In the portal, Calipari landed the leading candidate for National Player of the Year, the SEC’s leader in assists and one of the best 3-point shooters in the country. Losing star point guard commitment Nolan Hickman to Gonzaga late in the 2021 recruiting cycle could have been a crippling blow to the roster, but Calipari replaced him with TyTy Washington, now the best freshman guard in the country.

“Every day I go to practice I enjoy myself,” Calipari said.

NCAA Tournament: Why Kentucky basketball was ranked behind Kansas in early bracket reveal

Even after constructing a roster particularly poised to thrive in a college basketball environment that has rewarded experience above all else in recent years, Calipari had more roadblocks to clear.

Five of Kentucky’s seven primary rotation pieces have missed at least one game due to injury or illness. For much of the season there was a feeling of “what if” as the Wildcats just missed marquee wins at LSU and Auburn with Washington and Wheeler sidelined for long stretches of both games.

Even after the home blowout of Tennessee and road demolishment of Kansas, there were questions about Kentucky’s depth. With Washington limited to just 13 ineffective minutes at Tennessee Tuesday due to a lower leg injury, Kentucky looked mortal again.

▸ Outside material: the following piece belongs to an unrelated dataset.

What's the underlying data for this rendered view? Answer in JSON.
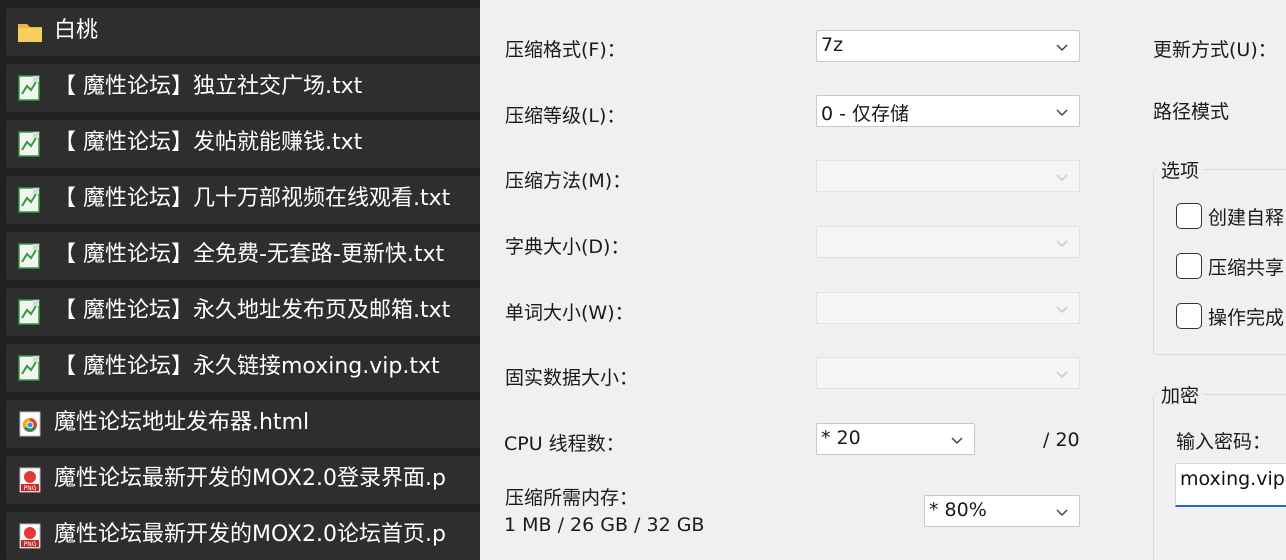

Calipari himself had admitted a week ago that his team had proven it could account for the loss of Washington or Wheeler, but not both. So when it became apparent the two guards would not play against Alabama, the narrative of another injury-fueled “what if” was readily available.

Someone forgot to tell Calipari and company to follow the script though.

“(Calipari) just wants to war with the guys that will fight,” said super senior guard Kellan Grady, who scored a season-high 25 points against Alabama. “He reminded us: ‘At the end of the day, I need five guys.’ And he says to us sometimes, ‘I believe in some of you guys more than you believe in yourself.’ Some guys struggled and he stuck with guys and really challenged them and forced them to rise to the occasion, and guys did.

“And in my experience in college, this is probably one of the most rewarding wins I’ve ever been a part of, just knowing what we were up against.”

Naismith Coach of the Year candidate

On Friday, Calipari was announced as one of 15 coaches on the watch list for the Naismith Coach of the Year, but he has thus far received little buzz as a legitimate candidate for the national award.

Seven different coaches received at least one first place vote in The Athletic’s midseason national awards, as voted on by the website’s reporters, in late January. None were Calipari.

Even within the Southeastern Conference, Calipari faces an uphill climb for Coach of the Year honors considering Bruce Pearl has an Auburn team picked to finished fifth in the preseason media poll in first place. Despite its abysmal record last season, Kentucky was picked as the SEC preseason favorite again.

High expectations are nothing new at Kentucky, but meeting them does not mean Calipari’s coaching job this season is any less noteworthy.